Hudson City's Chief Says $644 Million Loss on Debt Means No Annual Profit
Hudson City Bancorp, the largest U.S. bank to forgo a government bailout, had a $644.3 million loss from paying off debt and said it won’t report a full-year profit for 2011.
Hudson City bought back $12.5 billion of so-called structured putable borrowings from the Federal Home Loan Bank of New York and some of the “larger Wall Street financial houses,” according to a filing yesterday from the Paramus, New Jersey-based lender. Chief Executive Officer Ronald Hermance said in a phone interview that the transactions will keep the bank from reporting an annual profit.
“We got to the point where we couldn’t keep growing, and this is the result,” Hermance said. “To continue to deliver shareholder value you have to take the one-time hit.”
Hudson City won favor among investors during the financial crisis by posting profits every year since its initial public offering in 1999, and record net income for the 11th straight year of $537.2 million in 2010. The shares have dropped more than 20 percent since March 2, when Hudson City disclosed that regulators were pressing the bank to reduce risk.
The stock dropped 4 cents to $9.82 as of 11:35 a.m. in New York on the Nasdaq Stock Market. The restructuring was widely anticipated, so the focus is now on how much Hudson City will reduce its quarterly dividend, according to Brian Foran, an analyst with Nomura Securities International Inc. Foran estimated a cut to 10 cents from 15 cents, according to a note to investors today. That would equal about 50 percent of earnings, the bank’s traditional payout ratio, he wrote.
Hudson City took a pretax charge of $1.17 billion and expects to report a first-quarter net loss. The lender said it borrowed $5 billion and sold $8.6 billion in mortgage-backed securities to retire the debt.
The new debt has an average cost of 66 basis points and will be paid off in increments of $250 million a month, the company said. The retired borrowings had an average rate of 3.56 percent.
Hermance said the bank suffered from a mismatch between its high cost of funds and shrinking yields on investments and mortgage-backed securities. The bank’s plan of retiring debt with new deposits fell apart when the financial crisis hit. The bank still holds about $16.6 billion of the putable borrowings.
“When you have a negative carry on $27 billion you have to do something,” Hermance said. Otherwise, “it can only get worse.”
The declining yields were caused in part by “the unprecedented involvement of the United States government in both the mortgage markets, through the government-sponsored enterprises, and the maintenance of low-market interest rates,” Hermance wrote in a separate statement.
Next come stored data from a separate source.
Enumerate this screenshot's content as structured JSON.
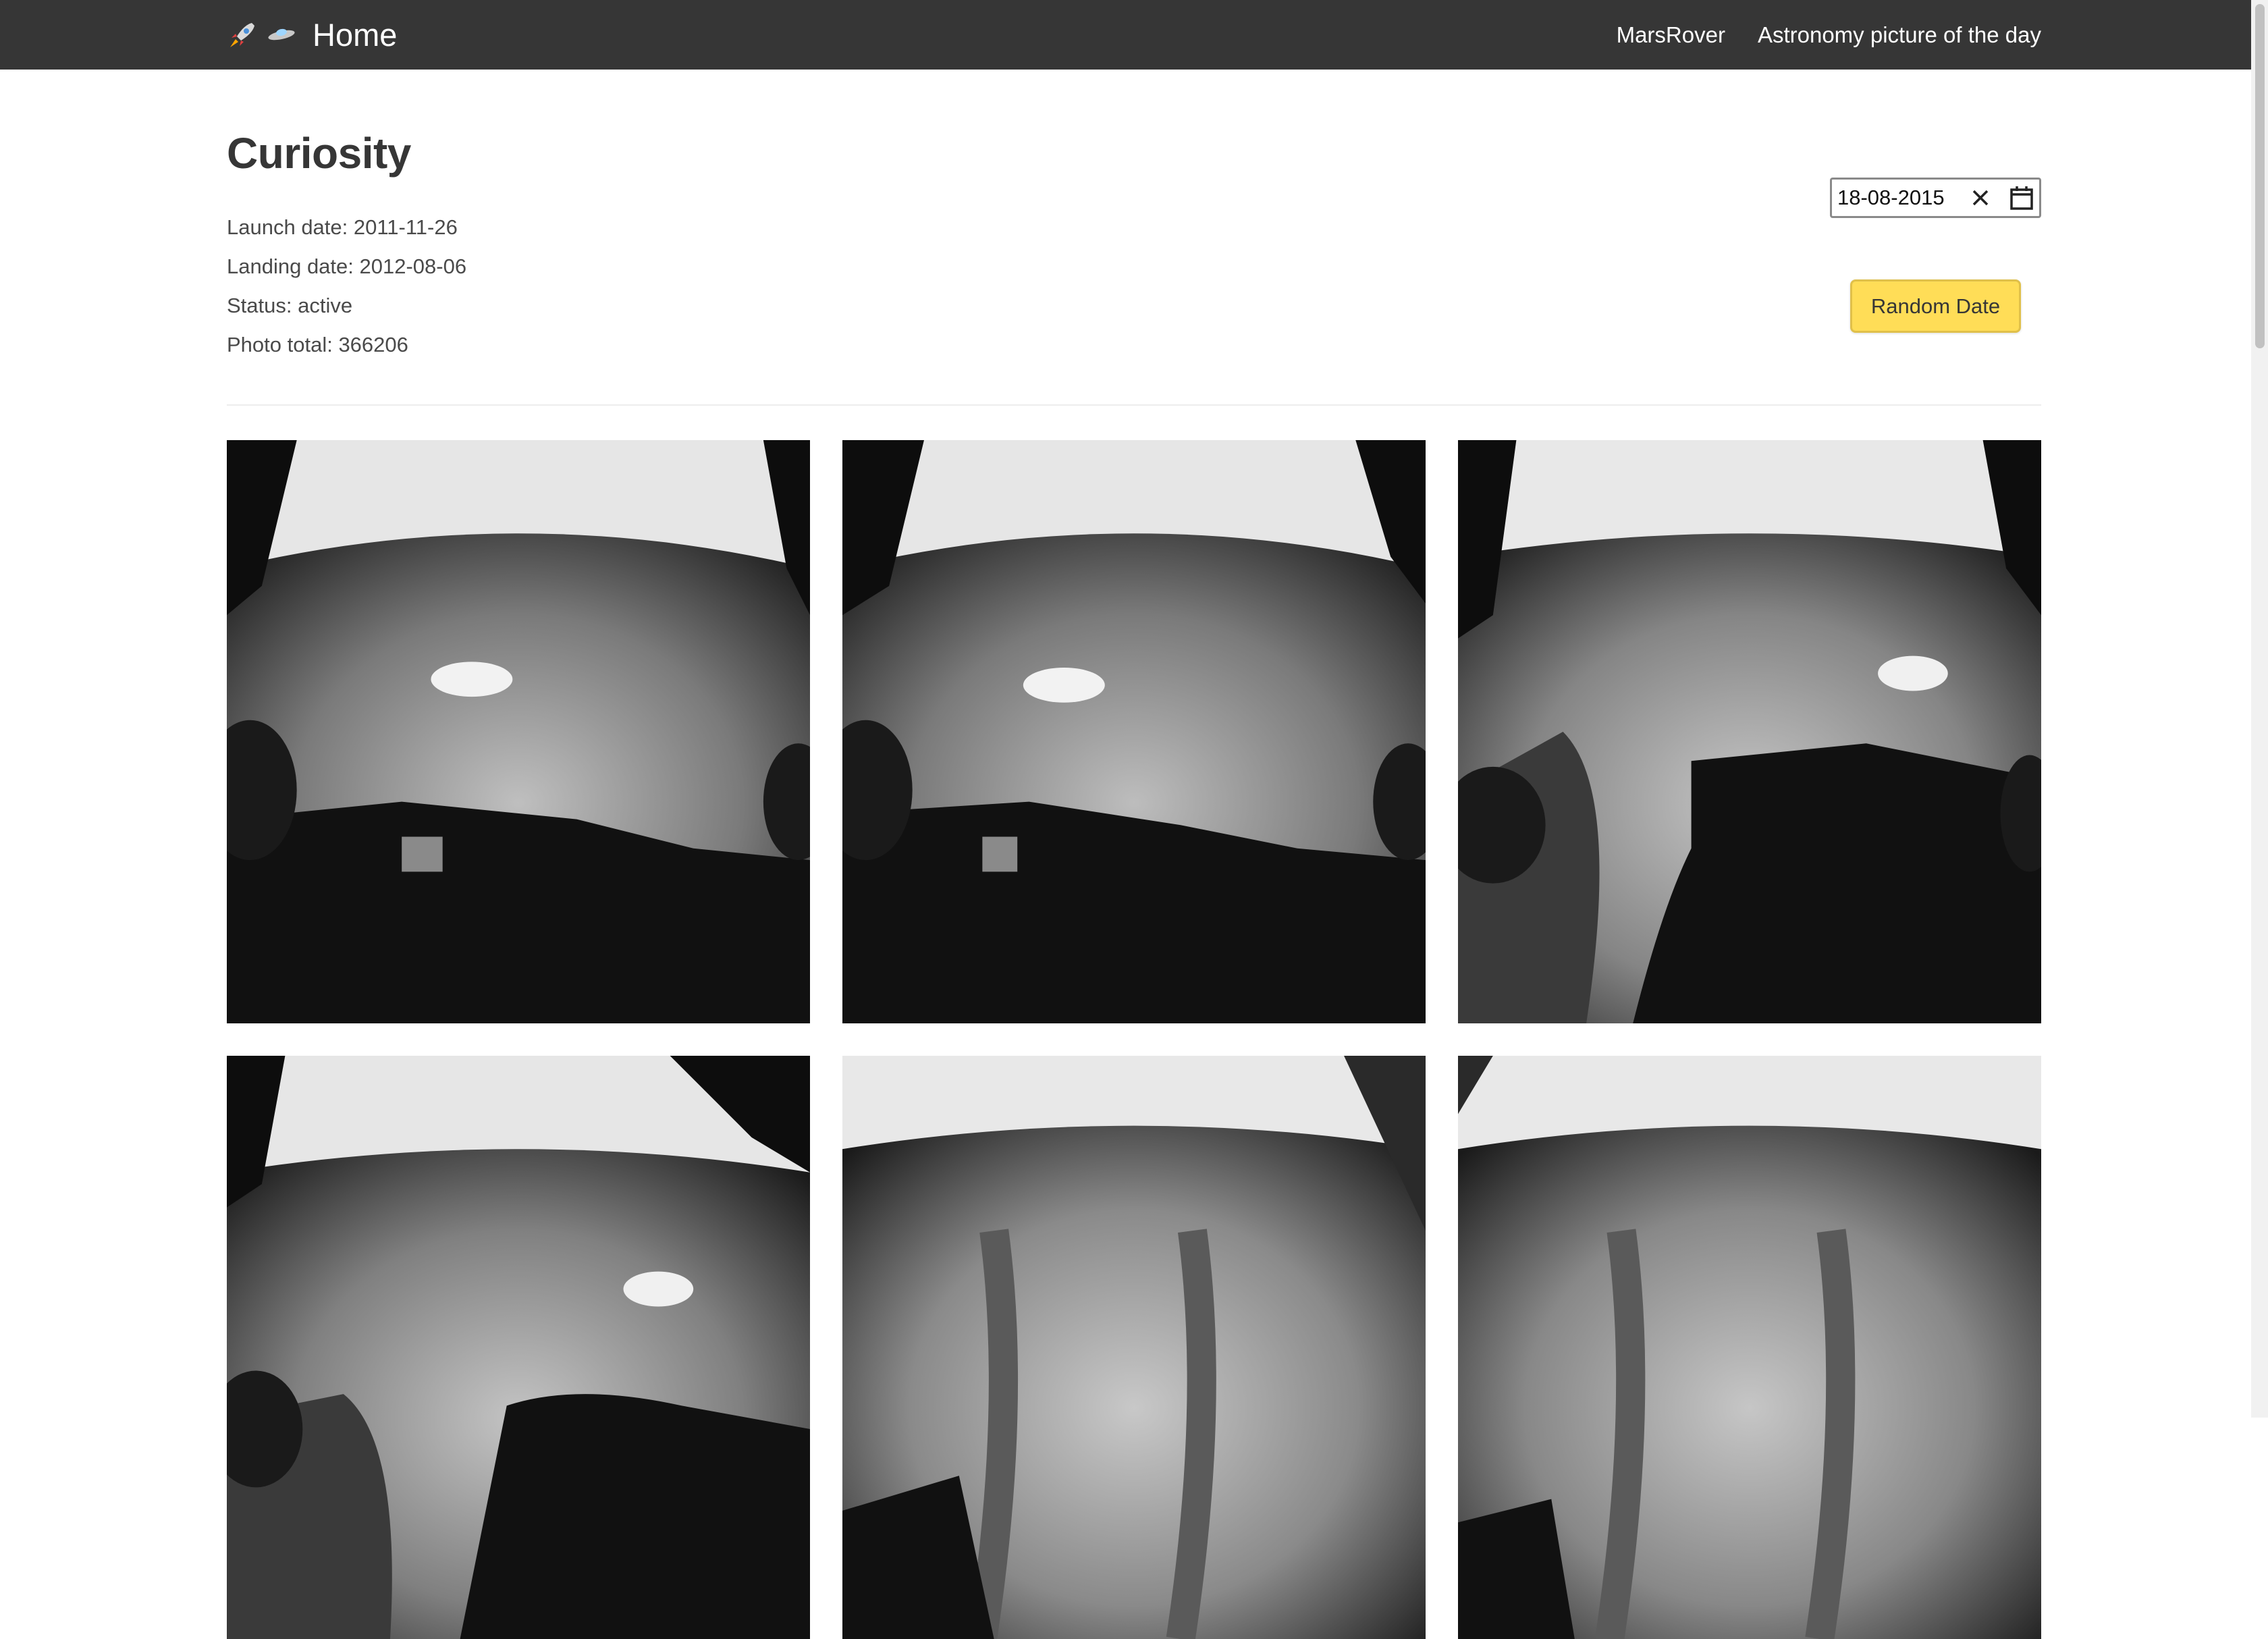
{
  "nav": {
    "brand_label": "Home",
    "links": [
      "MarsRover",
      "Astronomy picture of the day"
    ],
    "icons": [
      "rocket-icon",
      "ufo-icon"
    ]
  },
  "rover": {
    "name": "Curiosity",
    "launch": "Launch date: 2011-11-26",
    "landing": "Landing date: 2012-08-06",
    "status": "Status: active",
    "photos": "Photo total: 366206"
  },
  "date_picker": {
    "value": "18-08-2015"
  },
  "random_button": {
    "label": "Random Date"
  },
  "colors": {
    "navbar": "#363636",
    "button": "#ffdd57"
  }
}
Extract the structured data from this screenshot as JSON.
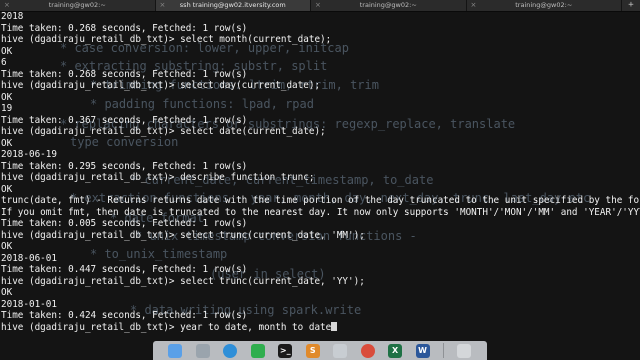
{
  "tabs": [
    {
      "label": "training@gw02:~",
      "active": false
    },
    {
      "label": "ssh training@gw02.itversity.com",
      "active": true
    },
    {
      "label": "training@gw02:~",
      "active": false
    },
    {
      "label": "training@gw02:~",
      "active": false
    }
  ],
  "new_tab_label": "+",
  "close_glyph": "×",
  "terminal_lines": [
    "2018",
    "Time taken: 0.268 seconds, Fetched: 1 row(s)",
    "hive (dgadiraju_retail_db_txt)> select month(current_date);",
    "OK",
    "6",
    "Time taken: 0.268 seconds, Fetched: 1 row(s)",
    "hive (dgadiraju_retail_db_txt)> select day(current_date);",
    "OK",
    "19",
    "Time taken: 0.367 seconds, Fetched: 1 row(s)",
    "hive (dgadiraju_retail_db_txt)> select date(current_date);",
    "OK",
    "2018-06-19",
    "Time taken: 0.295 seconds, Fetched: 1 row(s)",
    "hive (dgadiraju_retail_db_txt)> describe function trunc;",
    "OK",
    "trunc(date, fmt) - Returns returns date with the time portion of the day truncated to the unit specified by the format model fmt.",
    "If you omit fmt, then date is truncated to the nearest day. It now only supports 'MONTH'/'MON'/'MM' and 'YEAR'/'YYYY'/'YY' as format.",
    "Time taken: 0.005 seconds, Fetched: 1 row(s)",
    "hive (dgadiraju_retail_db_txt)> select trunc(current_date, 'MM');",
    "OK",
    "2018-06-01",
    "Time taken: 0.447 seconds, Fetched: 1 row(s)",
    "hive (dgadiraju_retail_db_txt)> select trunc(current_date, 'YY');",
    "OK",
    "2018-01-01",
    "Time taken: 0.424 seconds, Fetched: 1 row(s)"
  ],
  "current_command": "hive (dgadiraju_retail_db_txt)> year to date, month to date",
  "background_notes": [
    "* case conversion: lower, upper, initcap",
    "* extracting substring: substr, split",
    "* trimming functions: ltrim, rtrim, trim",
    "* padding functions: lpad, rpad",
    "* replacing characters or substrings: regexp_replace, translate",
    "type conversion",
    "* current_date, current_timestamp, to_date",
    "* extraction functions - year, month, day, next_day, trunc, last_day etc",
    "* date_format",
    "* unix timestamp conversion functions -",
    "* to_unix_timestamp",
    "(user in select)",
    "* data writing using spark.write"
  ],
  "dock": [
    {
      "name": "finder-icon",
      "color": "#5aa0e8",
      "glyph": ""
    },
    {
      "name": "launchpad-icon",
      "color": "#9aa4ad",
      "glyph": ""
    },
    {
      "name": "safari-icon",
      "color": "#2f8fd8",
      "glyph": ""
    },
    {
      "name": "facetime-icon",
      "color": "#2fae4e",
      "glyph": ""
    },
    {
      "name": "terminal-icon",
      "color": "#1a1a1a",
      "glyph": ">_"
    },
    {
      "name": "sublime-text-icon",
      "color": "#e08a2b",
      "glyph": "S"
    },
    {
      "name": "preview-icon",
      "color": "#c8cdd2",
      "glyph": ""
    },
    {
      "name": "chrome-icon",
      "color": "#d94c3b",
      "glyph": ""
    },
    {
      "name": "excel-icon",
      "color": "#1e7145",
      "glyph": "X"
    },
    {
      "name": "word-icon",
      "color": "#2b579a",
      "glyph": "W"
    },
    {
      "name": "trash-icon",
      "color": "#d4d7da",
      "glyph": ""
    }
  ]
}
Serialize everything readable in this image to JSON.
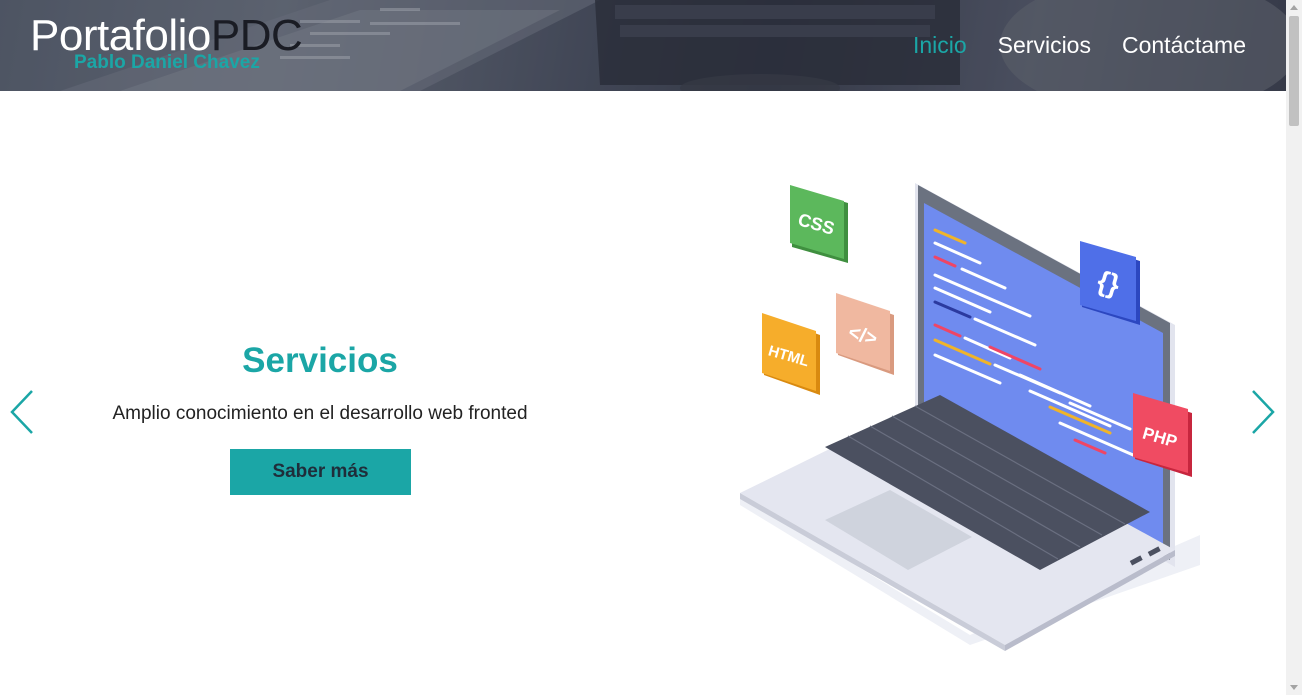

The Federal Reserve slashed the overnight lending rate between banks to near zero in December 2008 and purchased more than $1 trillion in mortgage bonds to bolster housing and financial markets.
Hudson City said earlier this month it expected to receive a memorandum of understanding from the Office of Thrift Supervision requiring it to “reduce its level of interest-rate risk and funding concentration,” according to a filing.
Hudson City said it expected the OTS action because of enhanced regulatory scrutiny of banks since the financial crisis and the lender’s “significant growth” since 2005.
Impact on Earnings
The actions announced yesterday may boost net interest margin, the difference between what the bank pays to borrow and what it earns on loans and securities, by 40 basis points in the second quarter compared with the year-end, Hudson City said. It reported a margin of 1.73 percent in the fourth quarter.
The restructuring caused a bigger reduction in tangible book value than Foran expected, to $9 a share, while earnings may be better than expected at 80 cents per share. Foran left his rating on the stock as “neutral” and his price target at $10 a share.